Be sensitive to due date: Recognize that the due date of a “deferred” payment that isn’t made has significant implications under bankruptcy law:

  • A “deferred” rent payment that comes due after a tenant files for bankruptcy wouldn’t be subject to preference claw back and might be entitled to treatment as an administrative expense, which is typically paid in full; but
  • A “deferred” rent payment that comes due before bankruptcy filing is likely to be deemed a general unsecured claim.

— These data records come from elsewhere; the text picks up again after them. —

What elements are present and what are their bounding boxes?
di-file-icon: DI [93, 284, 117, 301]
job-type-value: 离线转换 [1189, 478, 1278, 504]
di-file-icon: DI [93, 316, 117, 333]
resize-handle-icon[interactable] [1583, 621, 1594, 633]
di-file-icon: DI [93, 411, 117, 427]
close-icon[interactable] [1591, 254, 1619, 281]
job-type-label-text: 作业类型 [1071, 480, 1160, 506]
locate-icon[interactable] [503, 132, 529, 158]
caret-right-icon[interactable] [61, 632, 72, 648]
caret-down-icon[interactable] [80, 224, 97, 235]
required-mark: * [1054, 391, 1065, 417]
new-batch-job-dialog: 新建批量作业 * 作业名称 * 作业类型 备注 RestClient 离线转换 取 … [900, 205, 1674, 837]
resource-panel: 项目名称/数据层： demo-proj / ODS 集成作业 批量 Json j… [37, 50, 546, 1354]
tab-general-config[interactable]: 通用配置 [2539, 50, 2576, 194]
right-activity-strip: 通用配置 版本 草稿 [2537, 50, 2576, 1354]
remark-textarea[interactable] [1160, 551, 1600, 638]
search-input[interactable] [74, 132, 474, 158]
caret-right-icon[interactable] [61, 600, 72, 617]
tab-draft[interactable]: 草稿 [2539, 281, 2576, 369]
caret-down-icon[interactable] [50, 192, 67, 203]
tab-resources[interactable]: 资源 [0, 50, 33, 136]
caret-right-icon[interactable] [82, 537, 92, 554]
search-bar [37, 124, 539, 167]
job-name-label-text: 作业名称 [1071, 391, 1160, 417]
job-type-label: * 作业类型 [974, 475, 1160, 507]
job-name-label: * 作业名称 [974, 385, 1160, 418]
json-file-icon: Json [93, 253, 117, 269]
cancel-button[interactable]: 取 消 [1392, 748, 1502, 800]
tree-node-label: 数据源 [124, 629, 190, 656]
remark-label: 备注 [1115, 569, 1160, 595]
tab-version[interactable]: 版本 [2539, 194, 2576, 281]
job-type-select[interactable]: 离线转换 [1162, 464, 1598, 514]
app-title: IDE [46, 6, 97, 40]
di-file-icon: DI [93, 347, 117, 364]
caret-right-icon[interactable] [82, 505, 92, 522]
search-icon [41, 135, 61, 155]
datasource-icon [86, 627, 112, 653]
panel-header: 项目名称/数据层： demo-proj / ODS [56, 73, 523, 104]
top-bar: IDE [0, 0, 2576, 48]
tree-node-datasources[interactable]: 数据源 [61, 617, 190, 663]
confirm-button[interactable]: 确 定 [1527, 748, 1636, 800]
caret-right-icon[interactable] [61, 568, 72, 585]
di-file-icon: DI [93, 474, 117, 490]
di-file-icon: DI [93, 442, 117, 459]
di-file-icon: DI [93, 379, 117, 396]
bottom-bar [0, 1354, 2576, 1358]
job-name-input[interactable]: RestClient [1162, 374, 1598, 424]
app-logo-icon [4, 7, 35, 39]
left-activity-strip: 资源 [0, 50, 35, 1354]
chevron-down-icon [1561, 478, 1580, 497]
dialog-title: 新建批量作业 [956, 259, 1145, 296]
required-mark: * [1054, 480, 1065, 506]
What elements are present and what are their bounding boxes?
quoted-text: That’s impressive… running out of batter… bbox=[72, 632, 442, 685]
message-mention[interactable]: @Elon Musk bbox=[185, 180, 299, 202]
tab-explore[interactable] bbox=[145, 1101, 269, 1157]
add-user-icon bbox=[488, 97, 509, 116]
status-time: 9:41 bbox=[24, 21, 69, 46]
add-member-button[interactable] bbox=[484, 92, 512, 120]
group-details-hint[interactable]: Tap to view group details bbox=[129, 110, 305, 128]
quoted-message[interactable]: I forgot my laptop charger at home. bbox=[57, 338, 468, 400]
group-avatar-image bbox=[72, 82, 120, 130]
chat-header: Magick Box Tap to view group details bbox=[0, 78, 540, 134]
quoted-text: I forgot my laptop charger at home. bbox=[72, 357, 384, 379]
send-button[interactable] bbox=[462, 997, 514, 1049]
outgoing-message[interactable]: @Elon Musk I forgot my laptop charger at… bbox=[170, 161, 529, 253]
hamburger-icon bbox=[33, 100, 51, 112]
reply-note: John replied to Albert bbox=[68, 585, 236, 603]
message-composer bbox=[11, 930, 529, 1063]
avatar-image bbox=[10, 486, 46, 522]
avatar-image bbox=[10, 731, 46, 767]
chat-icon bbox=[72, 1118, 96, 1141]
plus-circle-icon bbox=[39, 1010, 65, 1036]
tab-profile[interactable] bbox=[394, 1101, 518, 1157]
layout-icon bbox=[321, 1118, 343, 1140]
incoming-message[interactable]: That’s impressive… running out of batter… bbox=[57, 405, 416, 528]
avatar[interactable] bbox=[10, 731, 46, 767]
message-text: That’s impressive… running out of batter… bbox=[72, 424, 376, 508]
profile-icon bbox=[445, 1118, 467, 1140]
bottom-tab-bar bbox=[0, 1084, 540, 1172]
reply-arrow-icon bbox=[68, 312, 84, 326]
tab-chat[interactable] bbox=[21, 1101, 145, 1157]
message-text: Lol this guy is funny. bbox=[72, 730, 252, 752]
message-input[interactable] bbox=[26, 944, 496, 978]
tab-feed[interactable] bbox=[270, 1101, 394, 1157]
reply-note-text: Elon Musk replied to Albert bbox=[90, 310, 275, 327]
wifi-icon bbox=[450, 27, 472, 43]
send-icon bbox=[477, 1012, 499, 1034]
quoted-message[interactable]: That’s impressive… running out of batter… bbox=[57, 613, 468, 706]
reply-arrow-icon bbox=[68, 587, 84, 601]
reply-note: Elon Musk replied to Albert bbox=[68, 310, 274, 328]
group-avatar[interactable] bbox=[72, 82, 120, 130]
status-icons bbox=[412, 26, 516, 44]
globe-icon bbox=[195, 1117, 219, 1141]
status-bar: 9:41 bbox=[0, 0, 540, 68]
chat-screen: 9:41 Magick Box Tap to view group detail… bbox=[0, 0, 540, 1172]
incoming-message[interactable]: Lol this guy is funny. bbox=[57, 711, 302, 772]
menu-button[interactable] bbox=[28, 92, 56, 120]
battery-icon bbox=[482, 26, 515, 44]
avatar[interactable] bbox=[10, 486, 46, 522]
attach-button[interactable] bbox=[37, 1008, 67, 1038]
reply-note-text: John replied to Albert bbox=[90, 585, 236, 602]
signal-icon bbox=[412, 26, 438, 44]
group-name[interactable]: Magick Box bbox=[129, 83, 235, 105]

Result: Landlords would probably get just pennies on the dollar.  

3 Other CAA Key Bankruptcy Changes

While the Section 547 preference amendments are the headliner, the newly enacted Consolidated Appropriation Act (CAA) makes other temporary bankruptcy law changes that have a potential impact on commercial leases and landlords (and which will remain in effect until Dec. 27, 2022):

1. Ban on Bankruptcy Filing Discrimination

The CAA makes it illegal to deny a person Coronavirus Aid, Relief, and Economic Security Act (CARES Act) relief—specifically, with regard to: (a) the foreclosure moratorium and right to request forbearance; (b) the forbearance of mortgage payments for multifamily properties; and (c) the temporary moratorium on eviction filings—solely because the person files or has filed for bankruptcy.

2. 60 More Days of Rent Relief for Certain Chapter 11 Tenants

Commercial tenants in bankruptcy normally must continue performing their lease obligations after 60 days. The CAA gives debtors in so-called subchapter V small business chapter 11 who’ve experienced material financial hardship as a result of the COVID-19 pandemic the right to ask the bankruptcy court for an extra 60-day delay (120 days in total) to pay rent.

3. 90 More Days for Tenants to Assume or Reject Lease

Normally, a bankrupt tenant/debtor (or bankruptcy trustee) has 120 days to assume an unexpired commercial lease to keep it from being deemed rejected. The CAA extends this period by 90 days to 210 days. This is in addition to the extra 90 days that a bankruptcy court can tack on. Result: Bankrupt tenants will now have up to 300 days to decide whether to assume or reject their lease.